Luke snorted. “Okay, Tony Stark.”
JT flashed him a broad smile. “I’m not nearly as much of an asshole.”
“Yeah, well, we’ll be the judge of that,” Phil said.
“As you wish.” JT cast a quick look around. “So you’re saying it’s either the front door or the roof?”
Jenna pointed towards the ba
ck where a few plastic garbage bins were wedged in between the wall and a door. The sound of wet meat slapping against metal was clearly audible. “That door leads into the apartment garage, but those things have been trying to get in for days now.”
JT nodded. “Okay. Can you get the boards off the front door?”
“Sure,” Phil replied. “But if anything happens and we get stuck here, we’ll be pretty much screwed. So tell me why we should take those boards off.”
“If we can take the boards off,” JT said, “my team will be here in minutes. We can help you all climb up to the roof, we’ll have a genuine ‘get to the choppah’ moment and get the hell out of here. Sound good?”
This last was to Jenna, who nodded vehemently.
“How the hell are we gonna get up to the roof?”
“For thems that can’t shimmy up the pipes the way I can, we have this.” JT pulled his knapsack off his back and pulled out a coil of rope. “And we’ll have two very strong people to help haul you up.”

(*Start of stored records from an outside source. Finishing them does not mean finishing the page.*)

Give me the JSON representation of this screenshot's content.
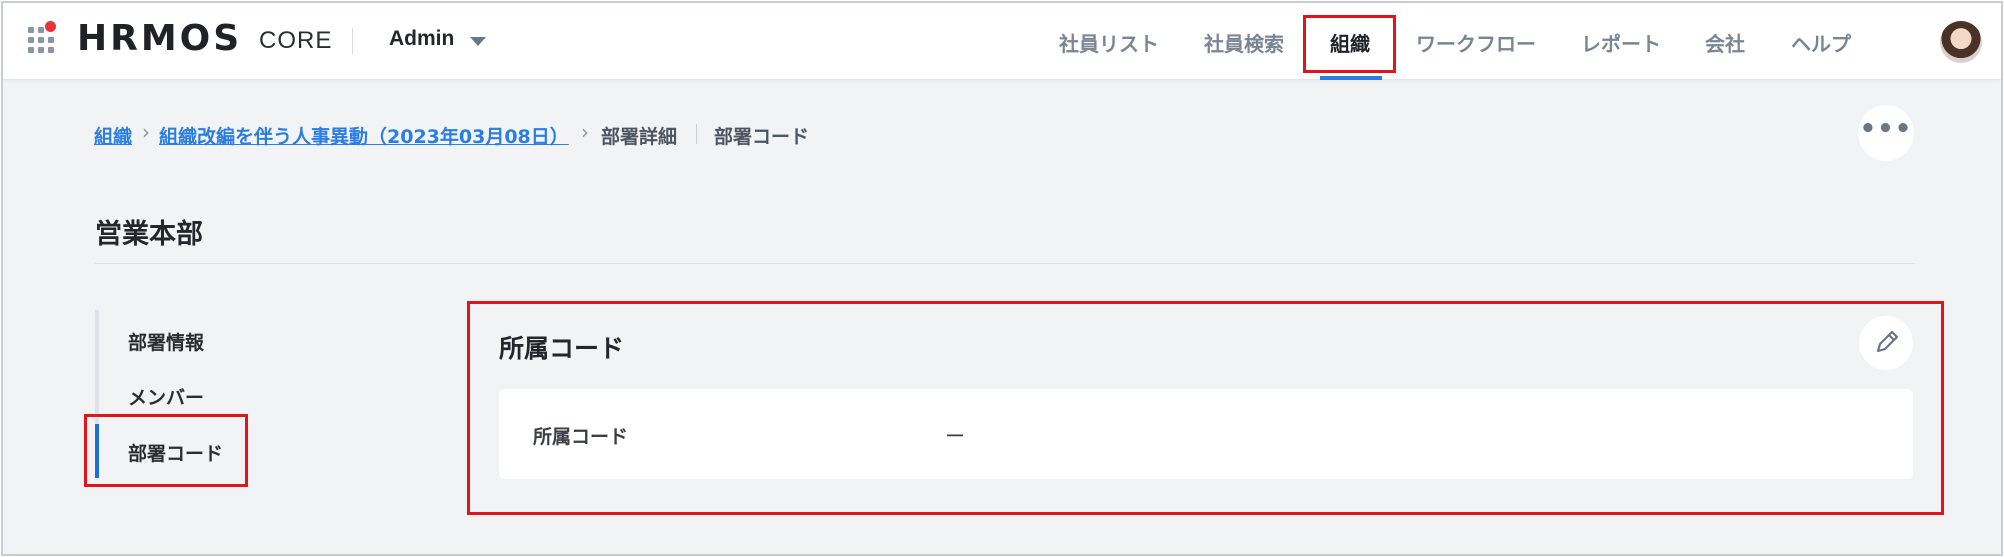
{
  "header": {
    "logo": "HRMOS",
    "product": "CORE",
    "role": "Admin",
    "nav": [
      {
        "label": "社員リスト"
      },
      {
        "label": "社員検索"
      },
      {
        "label": "組織"
      },
      {
        "label": "ワークフロー"
      },
      {
        "label": "レポート"
      },
      {
        "label": "会社"
      },
      {
        "label": "ヘルプ"
      }
    ],
    "active_nav": "組織",
    "icons": {
      "apps": "apps-grid-icon",
      "role_caret": "caret-down-icon",
      "avatar": "user-avatar"
    }
  },
  "breadcrumb": {
    "items": [
      {
        "label": "組織"
      },
      {
        "label": "組織改編を伴う人事異動（2023年03月08日）"
      },
      {
        "label": "部署詳細"
      },
      {
        "label": "部署コード"
      }
    ],
    "separator": "›"
  },
  "more_button": {
    "label": "•••"
  },
  "page": {
    "title": "営業本部"
  },
  "side_menu": {
    "items": [
      {
        "label": "部署情報"
      },
      {
        "label": "メンバー"
      },
      {
        "label": "部署コード"
      }
    ],
    "active": "部署コード"
  },
  "panel": {
    "title": "所属コード",
    "row": {
      "label": "所属コード",
      "value": "ー"
    },
    "edit_icon": "pencil-icon"
  },
  "colors": {
    "accent": "#2b7de0",
    "highlight_box": "#e0151b",
    "background": "#f2f3f5",
    "active_indicator": "#1e6fd0"
  }
}
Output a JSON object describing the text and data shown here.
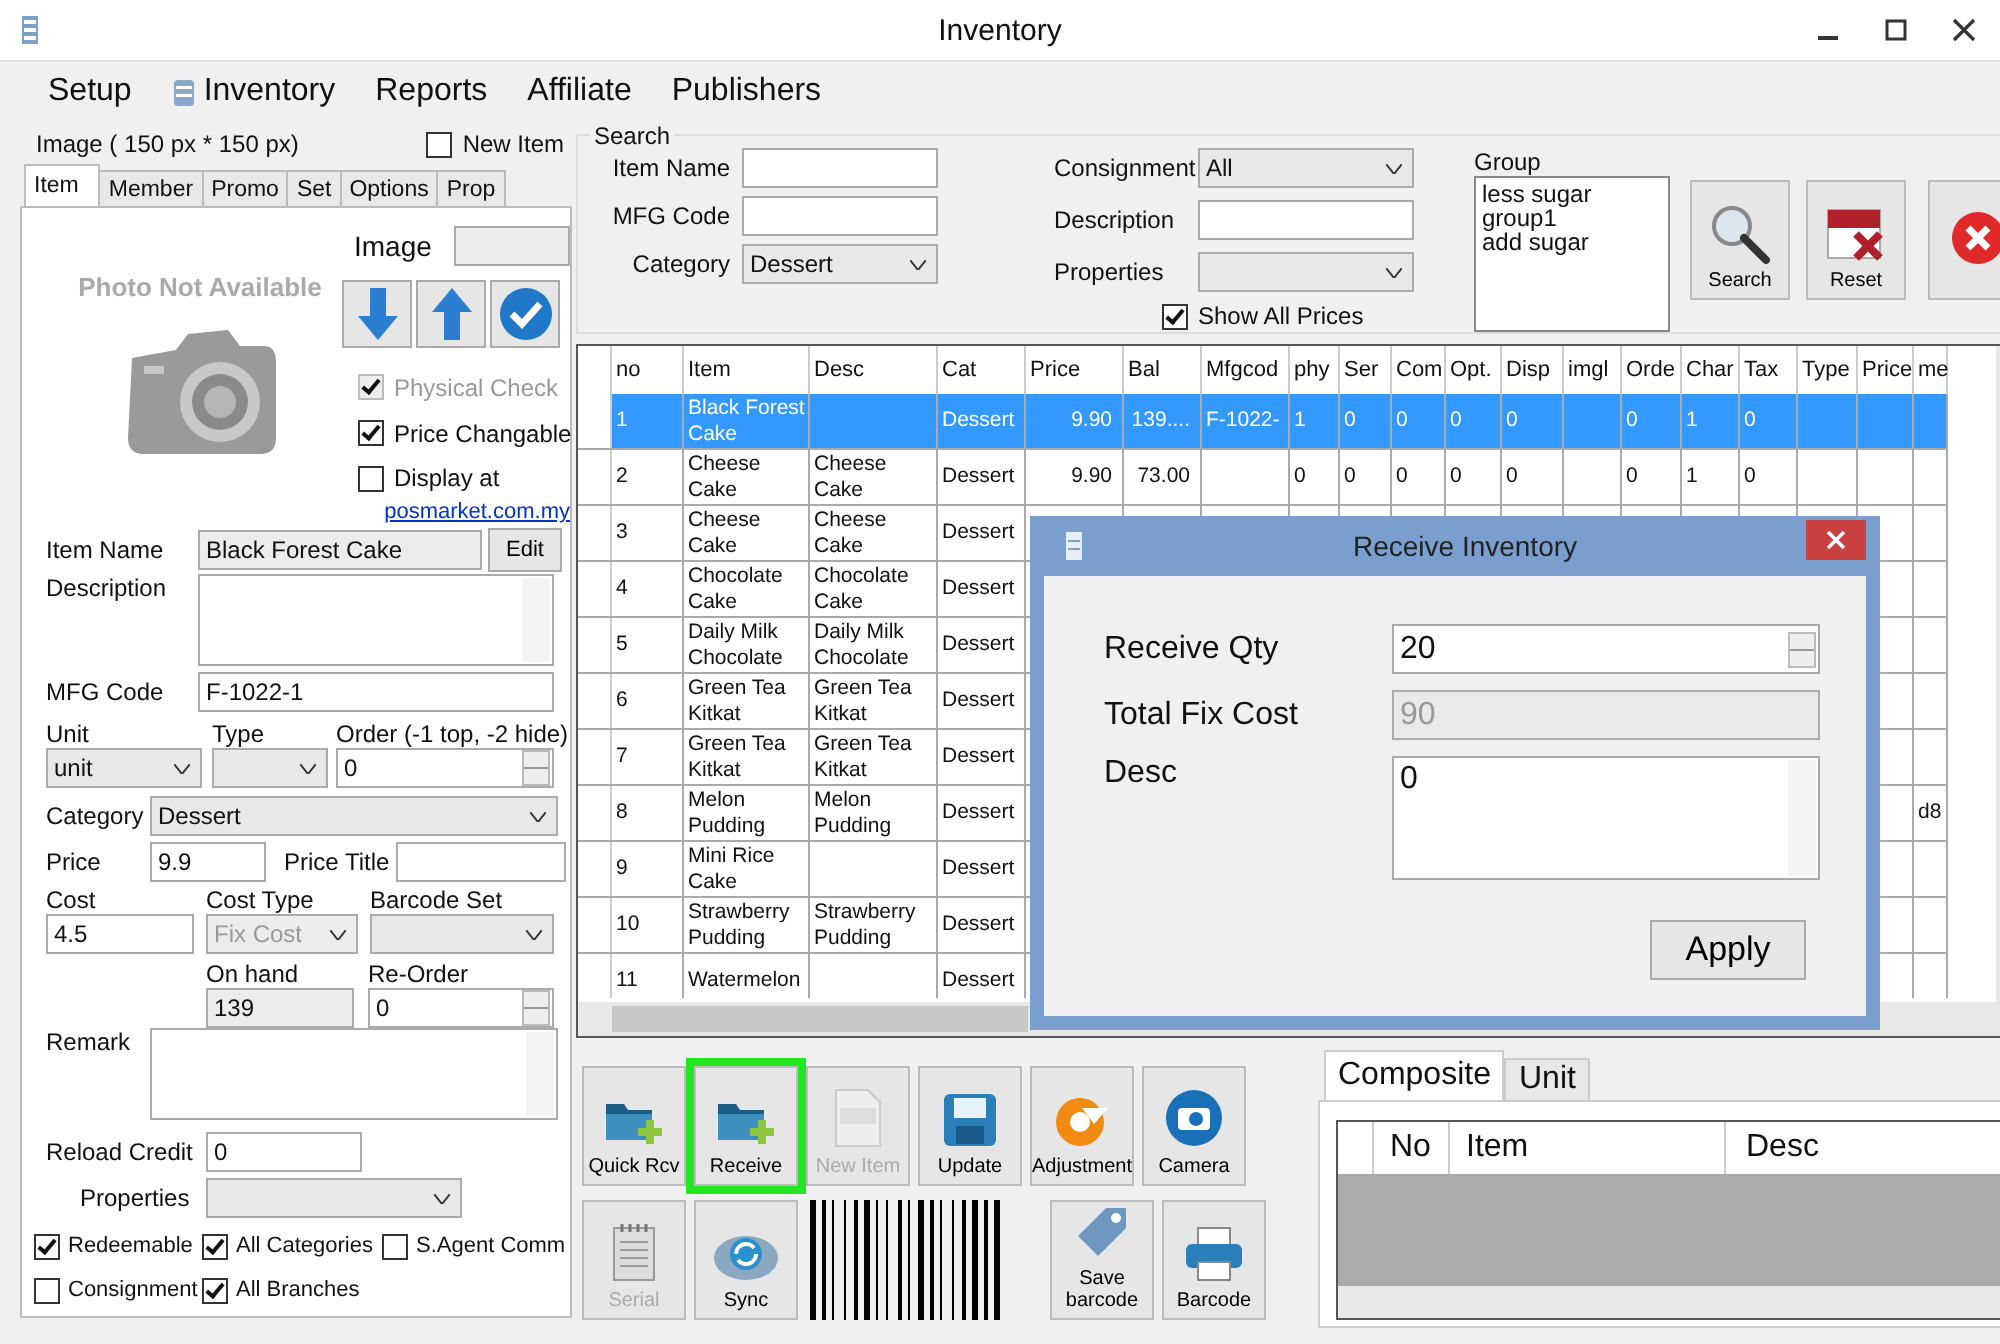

Phil and Luke exchanged a brief look.
“Luke,” Phil said, “Get the crowbar.”
JT smiled broadly. “I’ll radio my peeps.”
* * *
The curtains billowed in the wind as I looked out into the backyard. It was zombie free, but the drop down into the cement backyard was at least ten feet. The risk of a sprained or broken ankle was very real.
“We can’t go out the front door, and there’s no way to get out the back on the ground floor without killing a buttload of zoms.”
Griff smirked. “May I inquire how many zombies constitute a buttload? “
“However many are downstairs.” I chose to ignore his sarcasm. “I wonder what they’re after in that room.”
“Something living, most likely,” Griff said with a shrug. He pulled the sheets off the bed. We can use these to go out the window, just like proper escaped convicts.
“Shit.” I shook my head. “We have to go see if someone’s still alive down there.